Les marques renommées jouissent d’une protection étendue, non subordonnée à la constatation d’un risque d’assimilation ou de confusion

Le régime de protection des marques renommées a été de nouveau rappelé par la Chambre commerciale de la Cour de cassation, dans un arrêt rendu le 12 avril 2016.

Dans cette affaire, un litige opposait la société Maisons du monde, titulaire de la marque semi-figurative renommée « Maisons du monde » aux sociétés Gifi et Gifi Mag, qui « utilisaient des panneaux publicitaires comportant l'intitulé « tout pour la maison » surmonté d'une petite maison stylisée ». Elle reprochait à ces deux sociétés d’avoir imité sa marque pour désigner des produits et services similaires et les a assigné par conséquent en contrefaçon de marque et en concurrence déloyale et parasitaire. Elle a demandé en outre à ce que la marque semi-figurative « tout pour la maison » soit annulée.

Ses demandes ont été rejetées par la Cour d’appel, au motif « qu'il n'existe aucun risque d'assimilation entre les deux marques en cause, compte tenu de leurs différences visuelle, phonétique et conceptuelle, leur conférant une impression globale pour le consommateur moyen différente, et que certaines ressemblances à caractère mineur ne sont pas susceptibles de créer un risque de confusion ou d'assimilation pour le consommateur moyen ». La Cour d’appel s’est donc fondée sur les dispositions classiquement applicables aux marques qui exigent, pour que le titulaire d’une marque puisse interdire l’imitation de sa marque pour des produits ou services similaires, qu’il existe un risque de confusion entre la marque litigieuse et sa marque reproduite.

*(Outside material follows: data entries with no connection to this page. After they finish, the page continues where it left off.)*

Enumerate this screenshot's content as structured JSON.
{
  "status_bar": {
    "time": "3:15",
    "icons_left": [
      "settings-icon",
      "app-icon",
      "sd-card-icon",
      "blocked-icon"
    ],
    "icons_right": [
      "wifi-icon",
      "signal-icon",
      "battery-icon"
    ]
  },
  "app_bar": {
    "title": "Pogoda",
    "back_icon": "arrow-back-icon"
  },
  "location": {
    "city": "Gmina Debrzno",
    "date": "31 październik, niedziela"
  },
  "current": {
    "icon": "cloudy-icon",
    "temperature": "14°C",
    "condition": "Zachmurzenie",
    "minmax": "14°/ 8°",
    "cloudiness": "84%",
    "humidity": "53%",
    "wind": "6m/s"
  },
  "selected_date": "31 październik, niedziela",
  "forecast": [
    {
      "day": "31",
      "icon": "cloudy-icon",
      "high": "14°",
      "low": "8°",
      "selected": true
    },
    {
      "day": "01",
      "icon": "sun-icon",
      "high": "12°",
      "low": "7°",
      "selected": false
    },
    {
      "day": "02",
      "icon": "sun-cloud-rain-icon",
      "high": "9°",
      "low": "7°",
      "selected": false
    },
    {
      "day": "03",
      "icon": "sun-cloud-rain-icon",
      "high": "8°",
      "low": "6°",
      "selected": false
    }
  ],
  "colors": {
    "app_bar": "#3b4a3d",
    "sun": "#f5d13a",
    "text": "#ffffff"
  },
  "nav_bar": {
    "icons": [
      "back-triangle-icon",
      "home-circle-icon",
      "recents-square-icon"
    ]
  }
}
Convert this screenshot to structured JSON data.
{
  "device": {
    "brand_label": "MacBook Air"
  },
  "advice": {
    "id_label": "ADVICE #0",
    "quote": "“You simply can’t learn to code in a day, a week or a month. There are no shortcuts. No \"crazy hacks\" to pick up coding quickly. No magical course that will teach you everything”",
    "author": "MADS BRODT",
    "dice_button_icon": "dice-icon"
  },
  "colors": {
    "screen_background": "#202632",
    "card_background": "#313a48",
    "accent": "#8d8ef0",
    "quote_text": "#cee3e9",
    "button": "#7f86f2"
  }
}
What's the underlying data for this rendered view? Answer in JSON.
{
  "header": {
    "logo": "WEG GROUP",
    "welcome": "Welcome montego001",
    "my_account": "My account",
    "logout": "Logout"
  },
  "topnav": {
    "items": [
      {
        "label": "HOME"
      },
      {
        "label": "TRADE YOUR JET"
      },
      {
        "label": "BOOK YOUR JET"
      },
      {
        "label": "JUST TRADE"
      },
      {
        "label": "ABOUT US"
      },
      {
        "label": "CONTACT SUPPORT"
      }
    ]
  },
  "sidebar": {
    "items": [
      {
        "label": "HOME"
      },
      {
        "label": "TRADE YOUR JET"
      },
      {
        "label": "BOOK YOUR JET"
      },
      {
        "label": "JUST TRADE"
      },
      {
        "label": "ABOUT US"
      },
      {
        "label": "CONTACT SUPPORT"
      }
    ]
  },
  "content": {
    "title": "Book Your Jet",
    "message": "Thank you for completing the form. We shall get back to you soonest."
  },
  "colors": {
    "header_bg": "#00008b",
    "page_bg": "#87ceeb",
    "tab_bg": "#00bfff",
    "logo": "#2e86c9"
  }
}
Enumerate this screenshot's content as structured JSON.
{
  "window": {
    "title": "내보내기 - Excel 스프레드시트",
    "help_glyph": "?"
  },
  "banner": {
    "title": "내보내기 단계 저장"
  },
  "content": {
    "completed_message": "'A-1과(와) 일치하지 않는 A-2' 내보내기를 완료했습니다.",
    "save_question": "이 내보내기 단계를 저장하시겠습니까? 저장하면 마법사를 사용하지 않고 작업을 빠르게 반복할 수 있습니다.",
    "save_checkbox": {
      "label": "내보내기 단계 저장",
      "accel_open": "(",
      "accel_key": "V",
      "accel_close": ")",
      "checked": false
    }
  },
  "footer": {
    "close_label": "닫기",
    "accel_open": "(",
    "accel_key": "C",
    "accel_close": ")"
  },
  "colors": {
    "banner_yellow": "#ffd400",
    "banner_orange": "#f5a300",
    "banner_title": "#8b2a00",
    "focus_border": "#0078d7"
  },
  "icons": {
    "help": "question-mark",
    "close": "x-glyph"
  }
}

Cependant, tel n’est pas le cas en matière de marques renommées, où un risque de confusion n’est pas exigé pour que la protection des marques renommées joue. Cela ressort de la jurisprudence de la CJUE et c’est la raison pour laquelle la société titulaire de la marque « Maisons du monde » s’est pourvue en cassation. Elle s’est fondée non seulement sur l’article L.713-5 du Code de propriété intellectuelle, mais aussi sur la jurisprudence de la CJUE, plus précisément sur l’arrêt Adidas-Salomon c/ Fitnessworld trading du 23 octobre 2003. En effet, cet arrêt rappelle que les Etats membres ont le pouvoir de prévoir une protection spécifique au profit d’une marque enregistrée qui jouit d’une renommée lorsque la marque ou le signe postérieur, identique ou similaire à cette marque enregistrée, est destiné à être utilisé ou est utilisé pour des produits ou des services aussi bien identiques ou similaires à ceux couverts par celle-ci, que non identiques et/ou similaires. Par ailleurs, cet arrêt Adidas ajoute que la protection conférée aux marques renommées « n’est pas subordonnée à la constatation d’un degré de similitude tel entre la marque renommée et le signe qu’il existe, dans l’esprit du public concerné, un risque de confusion entre ceux-ci. Il suffit que le degré de similitude entre la marque renommée et le signe ait pour effet que le public concerné établit un lien entre le signe et la marque ».

La Cour de cassation a accueilli les arguments du demandeur et a cassé et annulé l’arrêt de la Cour d’appel. Au visa de l’article L.713-5, elle a posé un attendu de principe en conformité avec la jurisprudence de la CJUE : « La protection conférée aux marques jouissant d'une renommée n'est pas subordonnée à la constatation d'un risque d'assimilation ou de confusion ; il suffit que le degré de similitude entre une telle marque et le signe ait pour effet que le public concerné établisse un lien entre le signe et la marque ».

Ce litige a donc permis à la Cour de cassation de repréciser le régime de protection étendue des marques renommées, prévu en France à l’article L.713-5. Une marque renommée antérieure peut agir contre une marque postérieure la reproduisant ou l’imitant, que cette dernière soit utilisée pour des produits ou services similaires ou non. Et il n’est pas nécessaire qu’il existe dans l’esprit du public un risque d’assimilation ou de confusion entre les deux marques pour que cette protection joue. Contrairement aux marques ordinaires, il suffit que le public concerné par les produits et services fasse un lien entre les deux marques. En droit français, par contre, seule une action en responsabilité civile contre le titulaire de la marque litigieuse pourra être intentée sur le fondement d’une marque renommée (article L.713-5). Une action en contrefaçon n’est pas possible.